The strengths of this study include a well-conducted randomization process, which minimizes selection bias, and the fact that both protein targets are within the recommended range, made possible by the prior per-protocol goal that even in the control group considered protein values greater than 1.5 g/kg/day, ensuring that both groups received high-quality care. Moreover, conducting the study in an ICU specialized in oncological patients reflects the specific care required for this population. Additionally, to the best of our knowledge, this is the first study specifically designed for this population. A key point highlighted by this study is the necessity for personalized nutritional care for ICU patients, given the wide variation in patient profiles and the lack of evidence-based recommendations for this diverse population. This study fills a gap in the literature by focusing on a specific population of ICU oncology patients, whose incidence is steadily increasing. Consequently, this study contributes to clinical practice by providing valuable insights into optimal nutritional strategies in this context.
Nevertheless, several limitations of this study should be acknowledged. One notable limitation is its focus on an oncological ICU population, which may restrict the generalizability of the findings to broader ICU settings. Additionally, the challenges posed by the COVID-19 pandemic during the study period likely influenced patient recruitment. The 5-year recruitment period reflects the specificity of our inclusion criteria and was impacted by the COVID-19 pandemic, which interrupted ICU admissions and elective procedures for approximately 24 months. However, these unique and stressful healthcare conditions also provided an opportunity to evaluate the intervention under circumstances that may enhance its practical relevance.
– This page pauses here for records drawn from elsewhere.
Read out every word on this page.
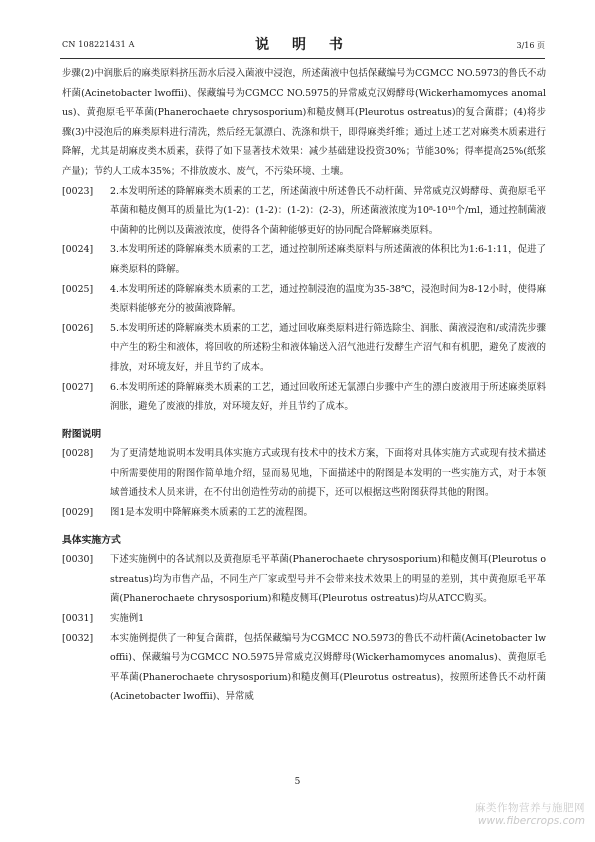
CN 108221431 A	说 明 书	3/16 页

步骤(2)中润胀后的麻类原料挤压沥水后浸入菌液中浸泡，所述菌液中包括保藏编号为CGMCC NO.5973的鲁氏不动杆菌(Acinetobacter lwoffii)、保藏编号为CGMCC NO.5975的异常威克汉姆酵母(Wickerhamomyces anomalus)、黄孢原毛平革菌(Phanerochaete chrysosporium)和糙皮侧耳(Pleurotus ostreatus)的复合菌群；(4)将步骤(3)中浸泡后的麻类原料进行清洗，然后经无氯漂白、洗涤和烘干，即得麻类纤维；通过上述工艺对麻类木质素进行降解，尤其是胡麻皮类木质素，获得了如下显著技术效果：减少基础建设投资30%；节能30%；得率提高25%(纸浆产量)；节约人工成本35%；不排放废水、废气，不污染环境、土壤。

[0023]	2.本发明所述的降解麻类木质素的工艺，所述菌液中所述鲁氏不动杆菌、异常威克汉姆酵母、黄孢原毛平革菌和糙皮侧耳的质量比为(1-2)：(1-2)：(1-2)：(2-3)，所述菌液浓度为10⁸-10¹⁰个/ml，通过控制菌液中菌种的比例以及菌液浓度，使得各个菌种能够更好的协同配合降解麻类原料。
[0024]	3.本发明所述的降解麻类木质素的工艺，通过控制所述麻类原料与所述菌液的体积比为1:6-1:11，促进了麻类原料的降解。
[0025]	4.本发明所述的降解麻类木质素的工艺，通过控制浸泡的温度为35-38℃，浸泡时间为8-12小时，使得麻类原料能够充分的被菌液降解。
[0026]	5.本发明所述的降解麻类木质素的工艺，通过回收麻类原料进行筛选除尘、润胀、菌液浸泡和/或清洗步骤中产生的粉尘和液体，将回收的所述粉尘和液体输送入沼气池进行发酵生产沼气和有机肥，避免了废液的排放，对环境友好，并且节约了成本。
[0027]	6.本发明所述的降解麻类木质素的工艺，通过回收所述无氯漂白步骤中产生的漂白废液用于所述麻类原料润胀，避免了废液的排放，对环境友好，并且节约了成本。
附图说明
[0028]	为了更清楚地说明本发明具体实施方式或现有技术中的技术方案，下面将对具体实施方式或现有技术描述中所需要使用的附图作简单地介绍，显而易见地，下面描述中的附图是本发明的一些实施方式，对于本领域普通技术人员来讲，在不付出创造性劳动的前提下，还可以根据这些附图获得其他的附图。
[0029]	图1是本发明中降解麻类木质素的工艺的流程图。
具体实施方式
[0030]	下述实施例中的各试剂以及黄孢原毛平革菌(Phanerochaete chrysosporium)和糙皮侧耳(Pleurotus ostreatus)均为市售产品，不同生产厂家或型号并不会带来技术效果上的明显的差别，其中黄孢原毛平革菌(Phanerochaete chrysosporium)和糙皮侧耳(Pleurotus ostreatus)均从ATCC购买。
[0031]	实施例1
[0032]	本实施例提供了一种复合菌群，包括保藏编号为CGMCC NO.5973的鲁氏不动杆菌(Acinetobacter lwoffii)、保藏编号为CGMCC NO.5975异常威克汉姆酵母(Wickerhamomyces anomalus)、黄孢原毛平革菌(Phanerochaete chrysosporium)和糙皮侧耳(Pleurotus ostreatus)，按照所述鲁氏不动杆菌(Acinetobacter lwoffii)、异常威
5
麻类作物营养与施肥网
www.fibercrops.com
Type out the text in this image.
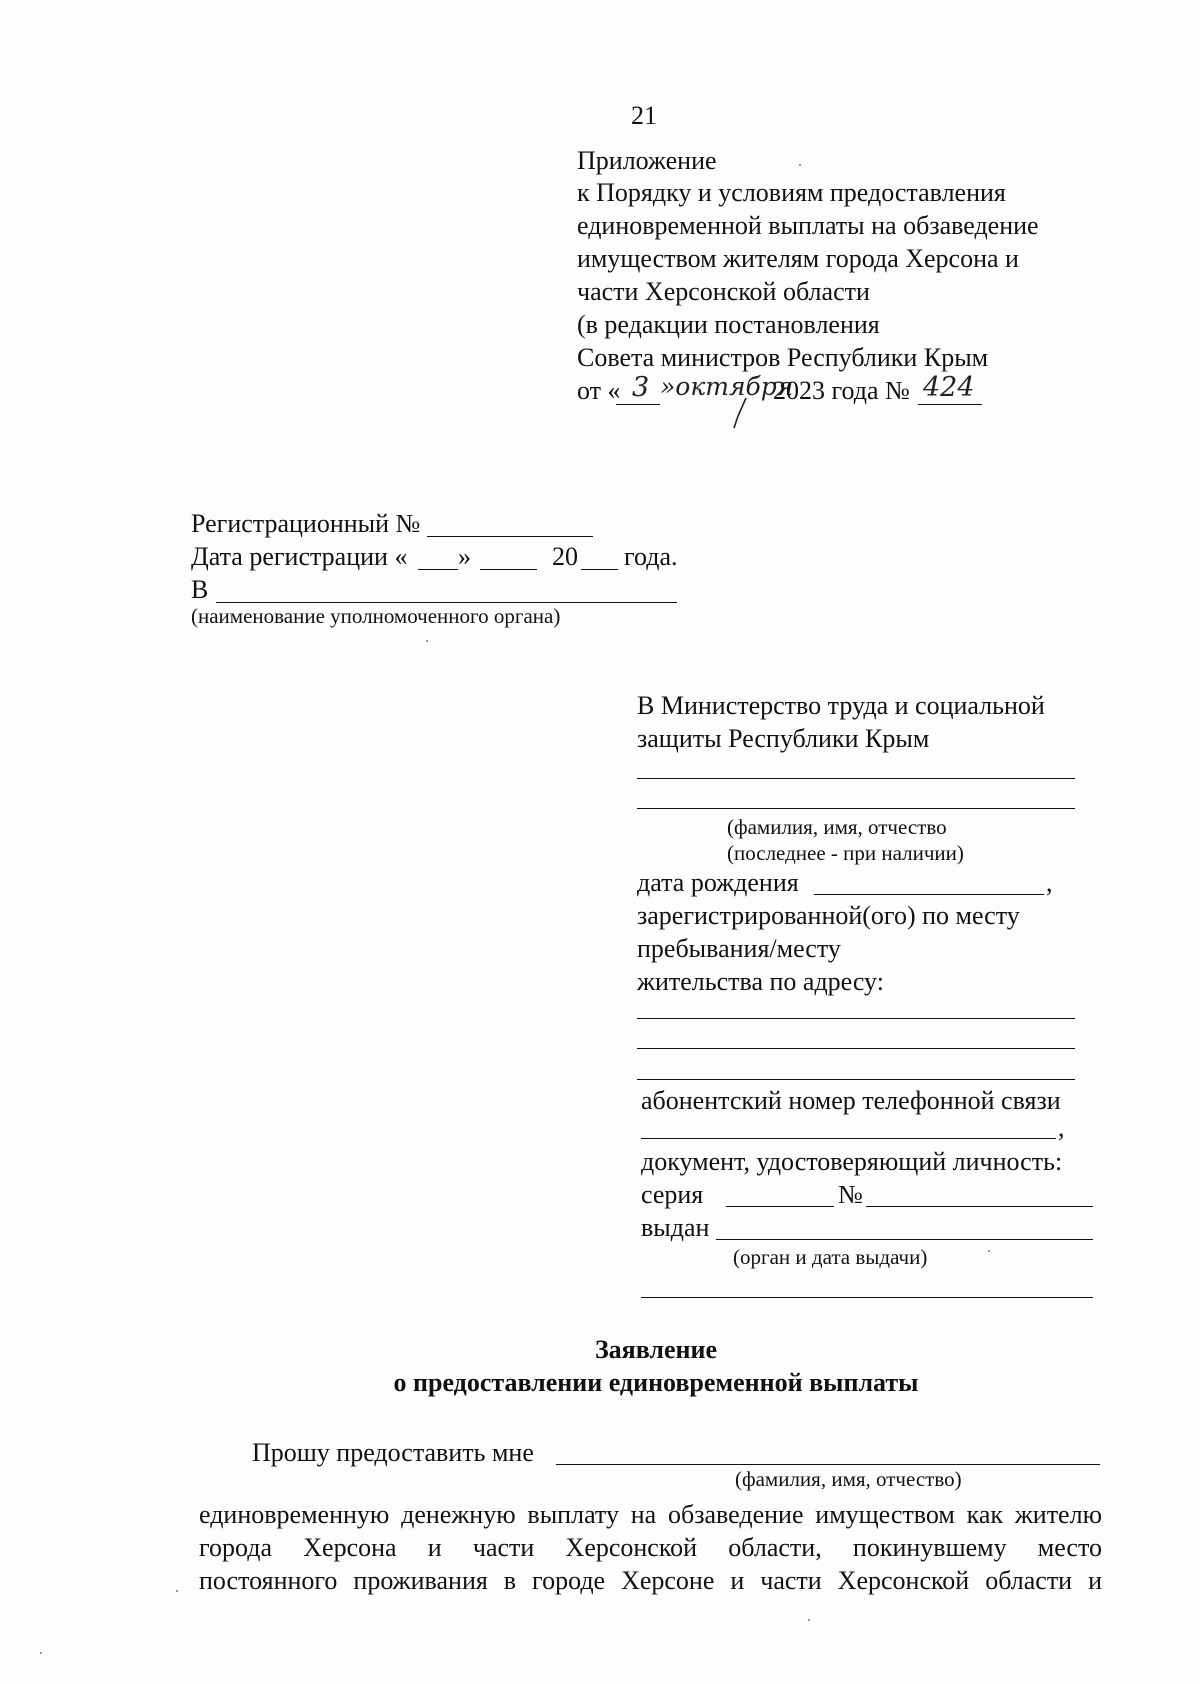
21
Приложение
к Порядку и условиям предоставления
единовременной выплаты на обзаведение
имуществом жителям города Херсона и
части Херсонской области
(в редакции постановления
Совета министров Республики Крым
от « 3 »октября
2023 года № 424
Регистрационный №
Дата регистрации « »	20 года.
В
(наименование уполномоченного органа)
В Министерство труда и социальной
защиты Республики Крым
(фамилия, имя, отчество
(последнее - при наличии)
дата рождения	,
зарегистрированной(ого) по месту
пребывания/месту
жительства по адресу:
абонентский номер телефонной связи
,
документ, удостоверяющий личность:
серия	№
выдан
(орган и дата выдачи)
Заявление
о предоставлении единовременной выплаты
Прошу предоставить мне
(фамилия, имя, отчество)
единовременную денежную выплату на обзаведение имуществом как жителю
города Херсона и части Херсонской области, покинувшему место
постоянного проживания в городе Херсоне и части Херсонской области и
While the study was conducted in a single center and was single-blinded, these limitations are mitigated by the specialized nature of the oncological ICU and the rigorous study design. The single-center setting allowed for a controlled environment with consistent care protocols and nutritional management, ensuring the reliable assessment of the effects of higher protein dosing on clinical outcomes. Although the intervention was not blinded, the standardized application of care minimized potential biases related to the open-label nature of the study.
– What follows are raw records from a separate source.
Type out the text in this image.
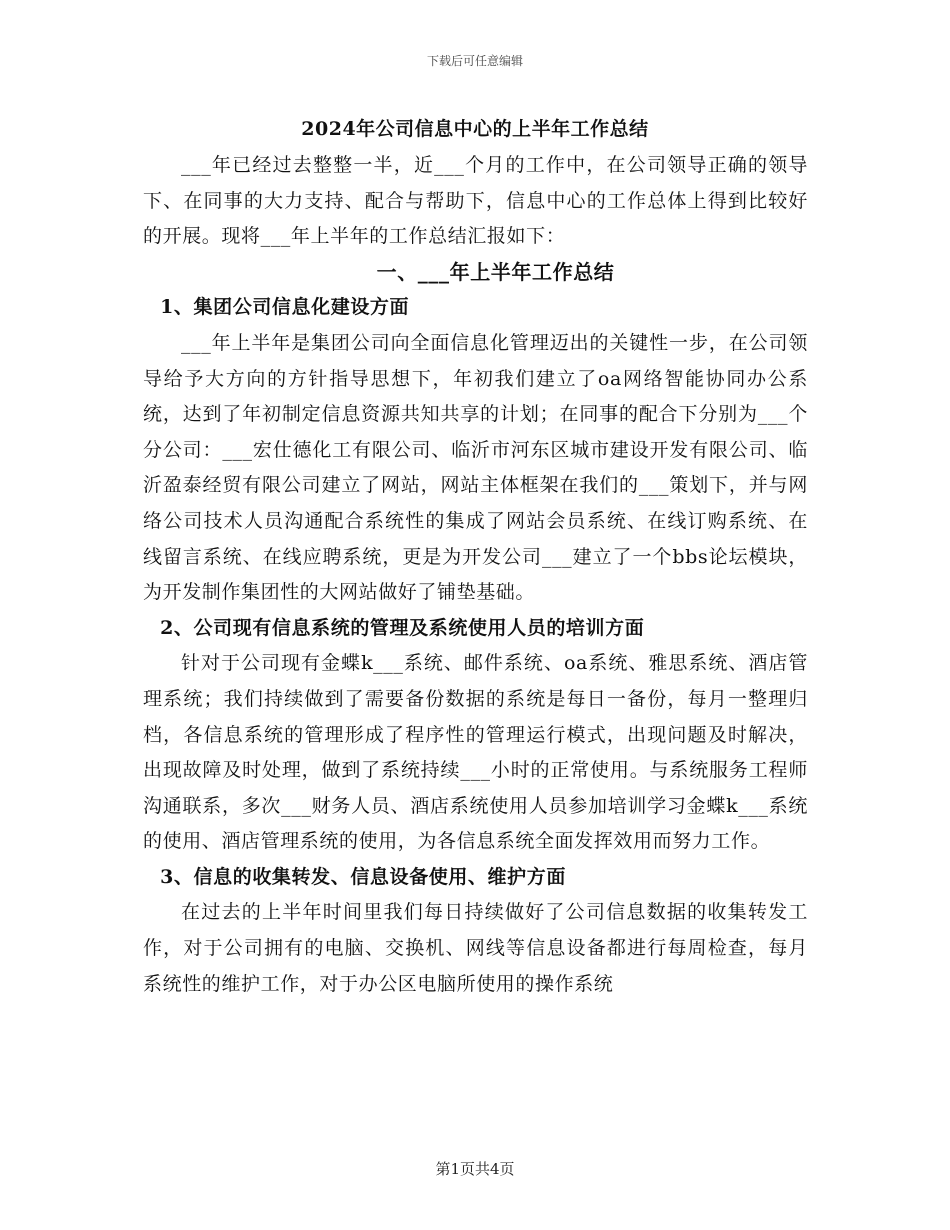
下载后可任意编辑
2024年公司信息中心的上半年工作总结

___年已经过去整整一半，近___个月的工作中，在公司领导正确的领导下、在同事的大力支持、配合与帮助下，信息中心的工作总体上得到比较好的开展。现将___年上半年的工作总结汇报如下：

一、___年上半年工作总结

1、集团公司信息化建设方面

___年上半年是集团公司向全面信息化管理迈出的关键性一步，在公司领导给予大方向的方针指导思想下，年初我们建立了oa网络智能协同办公系统，达到了年初制定信息资源共知共享的计划；在同事的配合下分别为___个分公司：___宏仕德化工有限公司、临沂市河东区城市建设开发有限公司、临沂盈泰经贸有限公司建立了网站，网站主体框架在我们的___策划下，并与网络公司技术人员沟通配合系统性的集成了网站会员系统、在线订购系统、在线留言系统、在线应聘系统，更是为开发公司___建立了一个bbs论坛模块，为开发制作集团性的大网站做好了铺垫基础。

2、公司现有信息系统的管理及系统使用人员的培训方面

针对于公司现有金蝶k___系统、邮件系统、oa系统、雅思系统、酒店管理系统；我们持续做到了需要备份数据的系统是每日一备份，每月一整理归档，各信息系统的管理形成了程序性的管理运行模式，出现问题及时解决，出现故障及时处理，做到了系统持续___小时的正常使用。与系统服务工程师沟通联系，多次___财务人员、酒店系统使用人员参加培训学习金蝶k___系统的使用、酒店管理系统的使用，为各信息系统全面发挥效用而努力工作。

3、信息的收集转发、信息设备使用、维护方面

在过去的上半年时间里我们每日持续做好了公司信息数据的收集转发工作，对于公司拥有的电脑、交换机、网线等信息设备都进行每周检查，每月系统性的维护工作，对于办公区电脑所使用的操作系统

第1页共4页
One important limitation is the absence of an intention-to-treat analysis, which limits the inference of causality. However, the per-protocol approach was prespecified to reflect actual protein delivery, and group reclassification was based on measured intake after three days of exclusive nutritional therapy, minimizing misclassification.
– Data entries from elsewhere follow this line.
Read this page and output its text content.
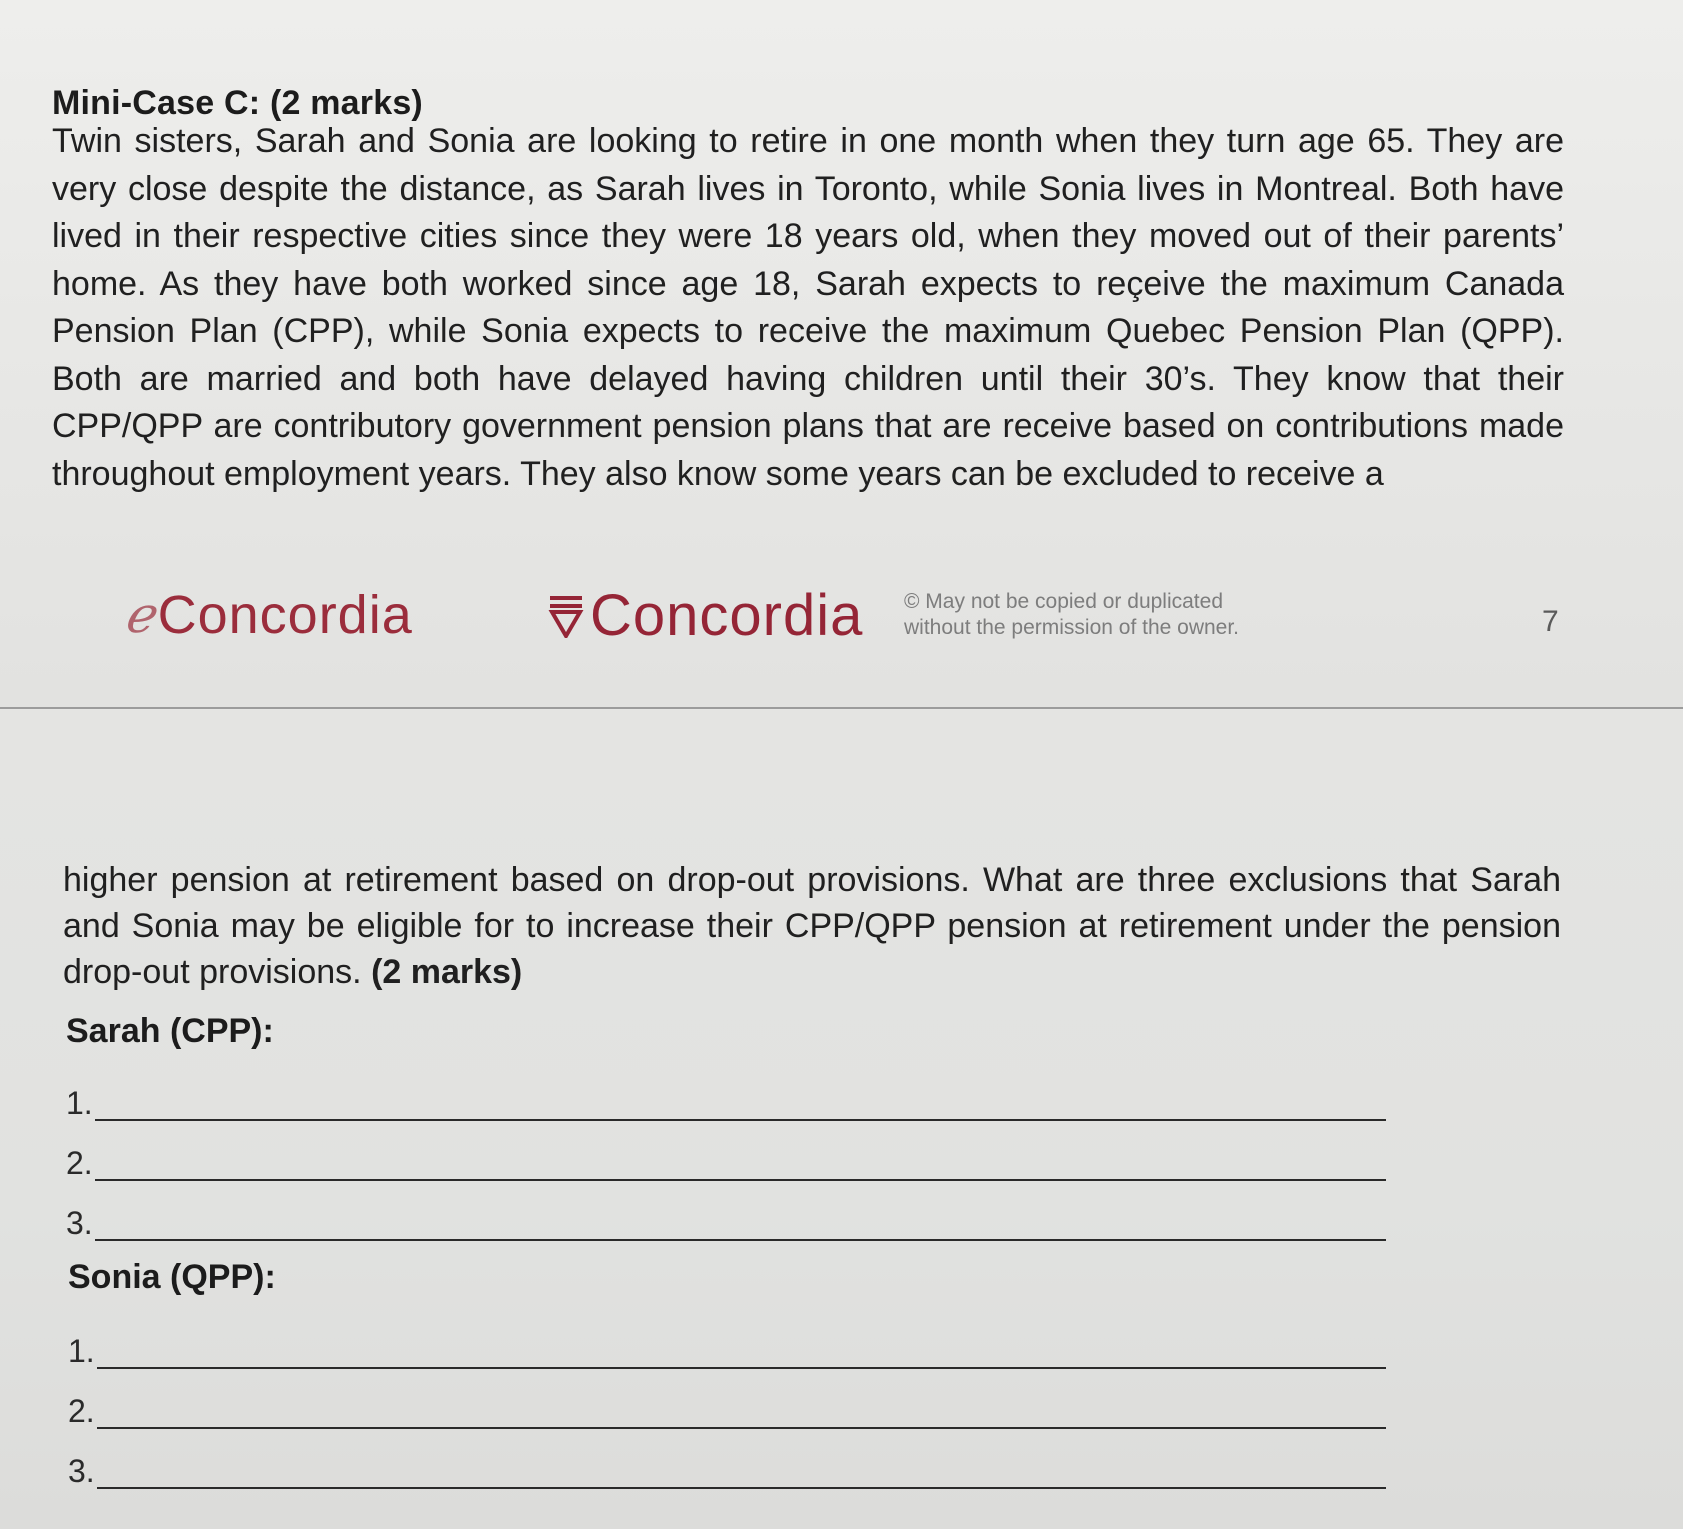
Mini-Case C: (2 marks)

Twin sisters, Sarah and Sonia are looking to retire in one month when they turn age 65. They are very close despite the distance, as Sarah lives in Toronto, while Sonia lives in Montreal. Both have lived in their respective cities since they were 18 years old, when they moved out of their parents’ home. As they have both worked since age 18, Sarah expects to reçeive the maximum Canada Pension Plan (CPP), while Sonia expects to receive the maximum Quebec Pension Plan (QPP). Both are married and both have delayed having children until their 30’s. They know that their CPP/QPP are contributory government pension plans that are receive based on contributions made throughout employment years. They also know some years can be excluded to receive a

ℯ Concordia	Concordia © May not be copied or duplicated
without the permission of the owner.	7

higher pension at retirement based on drop-out provisions. What are three exclusions that Sarah and Sonia may be eligible for to increase their CPP/QPP pension at retirement under the pension drop-out provisions. (2 marks)

Sarah (CPP):
1.
2.
3.
Sonia (QPP):
1.
2.
3.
The variability introduced by the use of different enteral and parenteral nutrition formulas reflects real-world clinical practice, where individualized nutrition plans are routinely tailored to patient needs. This variability strengthens the external validity of the findings by simulating typical ICU conditions. Lastly, although the study did not evaluate long-term functional outcomes in critically ill patients, the robust short-term data provide valuable insights to inform immediate clinical decision-making. Future multicenter and adequately powered studies, with robust adjustment for confounders and assessment of long-term functional outcomes, are warranted to confirm the role of higher protein dosing in critically ill cancer patients.